Petitioners urge state to restore Errum Manzil

  Written by : Suryaa Desk Updated: Mon, Jun 24, 2019, 11:33 AM

Erra Manzil or Iram Manzil is an expansive palace standing in Hyderabad,Telangana, India. 

It was built around the year 1870 by Nawab Safdar Jung Musheer-ud-daula Fakhrul Mulk, a nobleman of Hyderabad state. 

It is located on top of a hillock off the Khairatabad - Panjagutta road.

Hyderabad: A petition addressing Chief Minister K. Chandrasekhar Rao has been started by members of the Fakhrul Mulk family, who built the Errum Manzil, to restore it instead of demolishing the structure for the proposed Assembly building.

The Intach state unit had already given a petition to save the building.
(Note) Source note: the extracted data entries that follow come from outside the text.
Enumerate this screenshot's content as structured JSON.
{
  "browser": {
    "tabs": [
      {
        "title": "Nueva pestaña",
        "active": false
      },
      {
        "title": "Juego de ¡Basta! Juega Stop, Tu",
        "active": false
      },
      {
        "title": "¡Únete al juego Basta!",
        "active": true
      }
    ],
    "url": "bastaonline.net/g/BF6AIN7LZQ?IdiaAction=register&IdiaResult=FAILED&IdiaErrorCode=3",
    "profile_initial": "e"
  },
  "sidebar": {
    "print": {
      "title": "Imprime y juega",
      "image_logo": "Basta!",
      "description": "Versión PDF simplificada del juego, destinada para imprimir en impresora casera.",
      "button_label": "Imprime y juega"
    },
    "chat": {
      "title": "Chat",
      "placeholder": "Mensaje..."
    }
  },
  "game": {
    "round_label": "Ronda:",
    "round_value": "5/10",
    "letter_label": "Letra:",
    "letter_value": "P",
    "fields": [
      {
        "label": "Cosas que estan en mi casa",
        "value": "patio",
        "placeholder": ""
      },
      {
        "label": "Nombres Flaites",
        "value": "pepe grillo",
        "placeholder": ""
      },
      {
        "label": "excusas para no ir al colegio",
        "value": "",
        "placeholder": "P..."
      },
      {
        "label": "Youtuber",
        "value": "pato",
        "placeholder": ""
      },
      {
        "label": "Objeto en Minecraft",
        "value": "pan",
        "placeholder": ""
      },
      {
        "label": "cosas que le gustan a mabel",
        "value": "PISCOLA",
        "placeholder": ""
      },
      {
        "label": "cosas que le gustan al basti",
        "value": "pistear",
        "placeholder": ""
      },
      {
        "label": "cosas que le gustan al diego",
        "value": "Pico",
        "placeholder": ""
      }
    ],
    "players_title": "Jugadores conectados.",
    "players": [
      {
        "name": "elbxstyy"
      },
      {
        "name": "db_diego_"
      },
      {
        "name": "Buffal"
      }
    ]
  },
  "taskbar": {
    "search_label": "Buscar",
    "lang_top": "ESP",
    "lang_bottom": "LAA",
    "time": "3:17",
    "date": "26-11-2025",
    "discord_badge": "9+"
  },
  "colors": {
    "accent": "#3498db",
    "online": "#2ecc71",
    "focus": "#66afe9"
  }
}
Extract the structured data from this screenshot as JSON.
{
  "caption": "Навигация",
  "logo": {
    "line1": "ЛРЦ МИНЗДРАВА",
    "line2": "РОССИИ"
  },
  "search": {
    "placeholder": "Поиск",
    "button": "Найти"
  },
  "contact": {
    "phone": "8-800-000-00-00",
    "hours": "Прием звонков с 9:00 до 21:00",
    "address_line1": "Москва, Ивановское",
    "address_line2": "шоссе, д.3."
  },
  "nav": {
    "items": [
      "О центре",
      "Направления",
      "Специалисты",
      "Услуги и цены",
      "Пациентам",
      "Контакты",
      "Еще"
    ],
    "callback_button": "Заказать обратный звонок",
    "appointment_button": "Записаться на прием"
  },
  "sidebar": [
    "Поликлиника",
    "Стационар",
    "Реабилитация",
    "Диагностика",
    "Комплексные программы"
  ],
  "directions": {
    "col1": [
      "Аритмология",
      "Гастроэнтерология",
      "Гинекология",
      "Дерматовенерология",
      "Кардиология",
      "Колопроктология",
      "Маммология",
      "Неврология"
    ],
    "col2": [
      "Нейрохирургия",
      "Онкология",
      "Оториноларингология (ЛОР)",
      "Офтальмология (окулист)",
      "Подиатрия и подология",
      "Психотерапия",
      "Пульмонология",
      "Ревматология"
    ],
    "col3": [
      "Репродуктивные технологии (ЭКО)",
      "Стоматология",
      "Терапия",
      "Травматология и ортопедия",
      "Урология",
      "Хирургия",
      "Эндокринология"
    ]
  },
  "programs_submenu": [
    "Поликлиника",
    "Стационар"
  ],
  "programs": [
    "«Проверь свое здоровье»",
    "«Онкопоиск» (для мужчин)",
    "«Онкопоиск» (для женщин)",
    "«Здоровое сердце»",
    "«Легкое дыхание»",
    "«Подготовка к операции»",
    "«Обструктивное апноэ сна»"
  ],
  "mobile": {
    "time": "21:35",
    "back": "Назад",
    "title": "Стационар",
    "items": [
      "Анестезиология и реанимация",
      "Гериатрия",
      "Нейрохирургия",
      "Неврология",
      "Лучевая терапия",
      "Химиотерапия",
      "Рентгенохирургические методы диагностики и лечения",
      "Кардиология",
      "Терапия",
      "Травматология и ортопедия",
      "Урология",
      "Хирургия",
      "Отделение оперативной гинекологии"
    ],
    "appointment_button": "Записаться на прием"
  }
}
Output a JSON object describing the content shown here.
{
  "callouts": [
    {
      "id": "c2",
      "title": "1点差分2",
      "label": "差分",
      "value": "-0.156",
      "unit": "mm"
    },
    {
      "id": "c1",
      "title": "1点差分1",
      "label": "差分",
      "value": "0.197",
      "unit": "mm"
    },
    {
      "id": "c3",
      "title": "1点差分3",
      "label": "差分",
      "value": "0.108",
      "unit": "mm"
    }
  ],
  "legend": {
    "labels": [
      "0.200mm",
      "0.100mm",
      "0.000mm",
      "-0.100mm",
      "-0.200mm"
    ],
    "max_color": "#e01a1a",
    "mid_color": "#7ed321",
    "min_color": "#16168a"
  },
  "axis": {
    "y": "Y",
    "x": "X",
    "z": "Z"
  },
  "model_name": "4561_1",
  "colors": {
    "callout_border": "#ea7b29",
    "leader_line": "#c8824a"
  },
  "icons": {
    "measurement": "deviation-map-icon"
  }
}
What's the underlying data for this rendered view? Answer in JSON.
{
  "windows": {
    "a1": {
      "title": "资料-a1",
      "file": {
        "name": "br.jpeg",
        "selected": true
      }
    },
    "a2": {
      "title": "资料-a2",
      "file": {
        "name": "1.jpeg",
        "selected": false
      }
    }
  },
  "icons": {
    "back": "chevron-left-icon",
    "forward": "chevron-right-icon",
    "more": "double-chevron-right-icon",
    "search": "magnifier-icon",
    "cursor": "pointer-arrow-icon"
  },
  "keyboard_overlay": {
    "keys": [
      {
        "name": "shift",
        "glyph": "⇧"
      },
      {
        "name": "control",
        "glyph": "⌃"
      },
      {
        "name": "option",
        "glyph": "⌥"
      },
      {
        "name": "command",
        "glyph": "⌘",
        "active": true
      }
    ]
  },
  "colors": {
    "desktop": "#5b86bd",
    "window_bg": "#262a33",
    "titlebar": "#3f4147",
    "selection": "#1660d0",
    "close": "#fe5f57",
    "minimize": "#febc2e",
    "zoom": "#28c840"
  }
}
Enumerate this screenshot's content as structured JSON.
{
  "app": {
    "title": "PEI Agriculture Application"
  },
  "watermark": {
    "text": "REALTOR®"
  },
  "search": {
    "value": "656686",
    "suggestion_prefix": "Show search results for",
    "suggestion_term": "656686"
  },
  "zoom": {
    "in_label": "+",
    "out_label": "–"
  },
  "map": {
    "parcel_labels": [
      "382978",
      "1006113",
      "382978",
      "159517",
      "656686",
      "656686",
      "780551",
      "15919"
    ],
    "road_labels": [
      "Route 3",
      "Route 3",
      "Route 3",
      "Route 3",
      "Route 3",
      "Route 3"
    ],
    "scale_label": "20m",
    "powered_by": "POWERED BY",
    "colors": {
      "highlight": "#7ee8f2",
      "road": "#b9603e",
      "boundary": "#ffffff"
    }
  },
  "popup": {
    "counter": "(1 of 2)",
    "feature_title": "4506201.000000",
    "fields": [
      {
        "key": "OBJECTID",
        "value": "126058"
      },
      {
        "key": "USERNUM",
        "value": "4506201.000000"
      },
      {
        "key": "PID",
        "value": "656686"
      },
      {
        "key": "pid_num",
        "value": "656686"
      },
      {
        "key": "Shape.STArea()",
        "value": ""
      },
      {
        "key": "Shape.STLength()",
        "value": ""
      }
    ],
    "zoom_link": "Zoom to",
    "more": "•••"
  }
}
The petition garnered around 500 signatures in less than a day. “The family of Fakhrul Mulk humbly asks you, the Telangana state government, to preserve this heritage site that not only showcases his devotion to architecture but provides a sense of pride to all Hyderabadis. We ask the state government of Telangana to redirect the Rs 100 crore designated for the building of a new office structure in its place towards conservation efforts instead,” the petition stated.

It added that when the Fakhrul Mulk family surrendered the property during Independence to the Centre, they expected it to be taken care of, to be used as a remembrance of Fakhrul Mulk and his contributions to Hyderabad. Intach-Hyderabad convener Anuradha Reddy has already urged the state to save the building. The descendants of Fakhrul Mulk have also sent a formal written representation to Mr Chandrasekhar Rao.

Ms Narjis Syed, one of the petitioners, stated, “A beautiful structure with history and purpose deserves to be saved. India must remember her history, especially with the rise of homes being converted into apartment buildings in the city, large landmarks such as this one are becoming an anomaly.”

A historian stated, “Errum Manzil is a palace once noted for its elegance, luxury, and grandeur. It was built by Nawab Safdar Jung Musheer-ud-daula Fakhrul Mulk in 1870. It is an architectural wonder and a hidden gem.”

The palace boasts of over 150 rooms with a golf course, horse stable, and polo ground, but is currently used as an office for government officials.